“Our Constitution was made only for a moral and religious people. It is wholly inadequate to the government of any other.” (John Adams)
When a Constitution is set up as a founding document as a limit on government (which the United States of America’s is), then it follows that the people must therefore be self-governing for the Constitution to be effective.
Living in a democratic republic, it can be easy to think that all nations on earth should be able to have government that we have and make it a success. The unfortunate reality is that that is not true. If freedom is not in the lifeblood of the people of the nation, the kind of republic that America has touted as a beacon of freedom to the world cannot always be replicated. Whether it’s the French Revolution in 1789, the Bolshevik uprising in 1917, or the Arab Spring of 2011, sometimes a revolution is merely exchanging one kind of tyrant for another.
This isn’t a political blog and this post isn’t commentary on the U.S.’s foreign policy. I merely am making the statement that without a love of liberty (and in my belief, a judeo-Christian worldview), a democratic republic may not be the answer for any and all societies and nations.
But how does that relate to a spiritual application? Am I saying that not everyone deserves freedom?
Not at all!
Oftentimes, critics will say “Well, the Bible never condemned ____,” or “Jesus never spoke against _____.” Fill in the blank: slavery, polygamy, etc.

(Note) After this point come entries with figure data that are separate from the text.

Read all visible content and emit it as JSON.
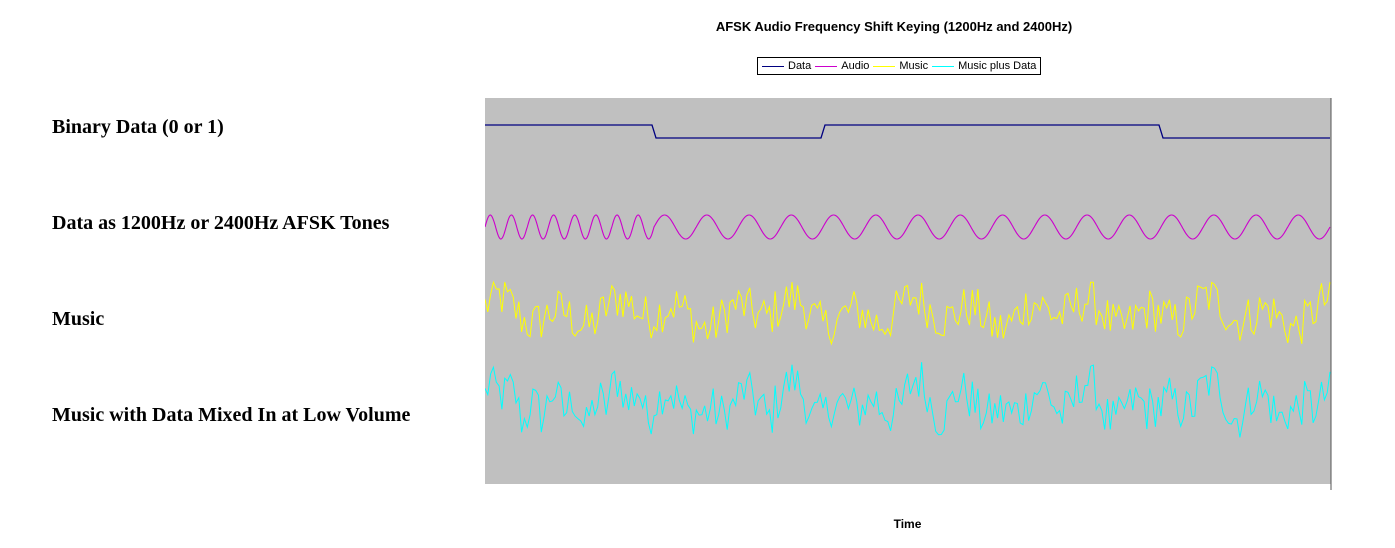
{
  "row_labels": [
    "Binary Data (0 or 1)",
    "Data as 1200Hz or 2400Hz AFSK Tones",
    "Music",
    "Music with Data Mixed In at Low Volume"
  ],
  "chart_data": {
    "type": "line",
    "title": "AFSK Audio Frequency Shift Keying (1200Hz and 2400Hz)",
    "xlabel": "Time",
    "ylabel": "",
    "grid": false,
    "legend_position": "top",
    "background": "#c0c0c0",
    "bits": [
      {
        "value": 1,
        "x_start": 0,
        "x_end": 0.2
      },
      {
        "value": 0,
        "x_start": 0.2,
        "x_end": 0.4
      },
      {
        "value": 1,
        "x_start": 0.4,
        "x_end": 0.8
      },
      {
        "value": 0,
        "x_start": 0.8,
        "x_end": 1.0
      }
    ],
    "tone_cycles_per_segment": {
      "1": 8,
      "0": 4
    },
    "series": [
      {
        "name": "Data",
        "color": "#000080"
      },
      {
        "name": "Audio",
        "color": "#cc00cc"
      },
      {
        "name": "Music",
        "color": "#ffff00"
      },
      {
        "name": "Music plus Data",
        "color": "#00ffff"
      }
    ]
  }
}
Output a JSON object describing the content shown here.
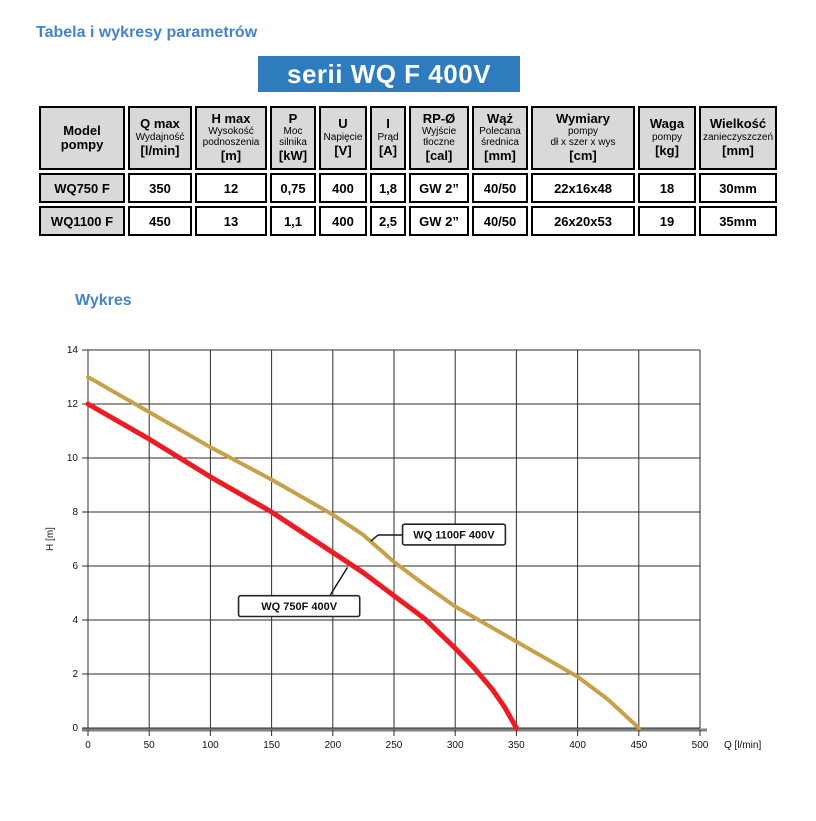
{
  "page": {
    "title": "Tabela i wykresy parametrów",
    "banner": "serii WQ F 400V",
    "chart_heading": "Wykres",
    "accent_blue": "#2e7cbe"
  },
  "table": {
    "columns": [
      {
        "top": "Model pompy",
        "mid": "",
        "unit": ""
      },
      {
        "top": "Q max",
        "mid": "Wydajność",
        "unit": "[l/min]"
      },
      {
        "top": "H max",
        "mid": "Wysokość podnoszenia",
        "unit": "[m]"
      },
      {
        "top": "P",
        "mid": "Moc silnika",
        "unit": "[kW]"
      },
      {
        "top": "U",
        "mid": "Napięcie",
        "unit": "[V]"
      },
      {
        "top": "I",
        "mid": "Prąd",
        "unit": "[A]"
      },
      {
        "top": "RP-Ø",
        "mid": "Wyjście tłoczne",
        "unit": "[cal]"
      },
      {
        "top": "Wąż",
        "mid": "Polecana średnica",
        "unit": "[mm]"
      },
      {
        "top": "Wymiary",
        "mid": "pompy\ndł x szer x wys",
        "unit": "[cm]"
      },
      {
        "top": "Waga",
        "mid": "pompy",
        "unit": "[kg]"
      },
      {
        "top": "Wielkość",
        "mid": "zanieczyszczeń",
        "unit": "[mm]"
      }
    ],
    "rows": [
      {
        "cells": [
          "WQ750 F",
          "350",
          "12",
          "0,75",
          "400",
          "1,8",
          "GW 2”",
          "40/50",
          "22x16x48",
          "18",
          "30mm"
        ]
      },
      {
        "cells": [
          "WQ1100 F",
          "450",
          "13",
          "1,1",
          "400",
          "2,5",
          "GW 2”",
          "40/50",
          "26x20x53",
          "19",
          "35mm"
        ]
      }
    ]
  },
  "chart_data": {
    "type": "line",
    "title": "",
    "xlabel": "Q [l/min]",
    "ylabel": "H [m]",
    "xlim": [
      0,
      500
    ],
    "ylim": [
      0,
      14
    ],
    "x_ticks": [
      0,
      50,
      100,
      150,
      200,
      250,
      300,
      350,
      400,
      450,
      500
    ],
    "y_ticks": [
      0,
      2,
      4,
      6,
      8,
      10,
      12,
      14
    ],
    "grid": true,
    "grid_color": "#2e2e2e",
    "axis_color": "#808080",
    "series": [
      {
        "name": "WQ 750F 400V",
        "color": "#ed1c24",
        "width": 5,
        "points": [
          [
            0,
            12
          ],
          [
            25,
            11.35
          ],
          [
            50,
            10.7
          ],
          [
            75,
            10.0
          ],
          [
            100,
            9.3
          ],
          [
            125,
            8.65
          ],
          [
            150,
            8.0
          ],
          [
            175,
            7.25
          ],
          [
            200,
            6.5
          ],
          [
            225,
            5.75
          ],
          [
            250,
            4.9
          ],
          [
            275,
            4.05
          ],
          [
            300,
            2.95
          ],
          [
            315,
            2.25
          ],
          [
            330,
            1.45
          ],
          [
            340,
            0.8
          ],
          [
            350,
            0
          ]
        ]
      },
      {
        "name": "WQ 1100F 400V",
        "color": "#c9a04a",
        "width": 4,
        "points": [
          [
            0,
            13
          ],
          [
            25,
            12.35
          ],
          [
            50,
            11.7
          ],
          [
            75,
            11.05
          ],
          [
            100,
            10.4
          ],
          [
            125,
            9.8
          ],
          [
            150,
            9.2
          ],
          [
            175,
            8.55
          ],
          [
            200,
            7.9
          ],
          [
            225,
            7.15
          ],
          [
            250,
            6.15
          ],
          [
            275,
            5.3
          ],
          [
            300,
            4.5
          ],
          [
            325,
            3.85
          ],
          [
            350,
            3.2
          ],
          [
            375,
            2.55
          ],
          [
            400,
            1.9
          ],
          [
            425,
            1.05
          ],
          [
            450,
            0
          ]
        ]
      }
    ],
    "annotations": [
      {
        "label": "WQ 1100F 400V",
        "box": {
          "q_left": 257,
          "h_top": 7.55,
          "q_right": 341,
          "h_bottom": 6.78
        },
        "leader": [
          [
            257,
            7.15
          ],
          [
            237,
            7.15
          ],
          [
            231,
            6.92
          ]
        ]
      },
      {
        "label": "WQ 750F 400V",
        "box": {
          "q_left": 123,
          "h_top": 4.9,
          "q_right": 222,
          "h_bottom": 4.13
        },
        "leader": [
          [
            198,
            4.93
          ],
          [
            212,
            5.95
          ]
        ]
      }
    ],
    "legend_position": "inline-callouts"
  }
}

They use this statement to discredit the Bible, but they are looking at the soil of the field, and not recognizing the treasure buried underneath.
Jesus often spoke to His disciples with the message that His kingdom was not of this world. When He came the first time, His kingdom did not lie within the geographical boundaries of the Fertile Crescent, but within the fertile hearts of His listeners.
“A new heart also will I give you, and a new spirit will I put within you: and I will take away the stony heart out of your flesh, and I will give you an heart of flesh. And I will put my spirit within you, and cause you to walk in my statutes, and ye shall keep my judgments, and do them.” (Ezekiel 36:26-27, KJV)
This was spoken to Israel, and their time of future glory has yet to come, but the Old Testament was God showing his people that they could not keep the Spirit of His laws without His Spirit within them.
Jesus could have (and oftentimes) did speak against sins, but He knew that preaching against the outward actions of sin without the heart being changed is merely a temporary fix.
How does speaking against slavery make sense when our hearts are in bondage?
How does condemning polygamy have success without knowing the reality of Christ as a servant husband and the church as a submissive bride?
How does judging racism matter if we don’t see Jesus as the creator and redeemer of all humans of every background?
When Jesus changes us from dead men that can only tell tales, to men and women living in the Truth, then we will see the wrong in slavery, and racism, and polygamy, and misogyny, because we will see people as valued men and women created in the image of a just, loving, and holy God.
Those of us that want to always find political answers in the Bible (or those that want to discredit the Bible) have to be reminded that Jesus had a greater vision than changing the laws of one nation.
He came to change the hearts of all mankind.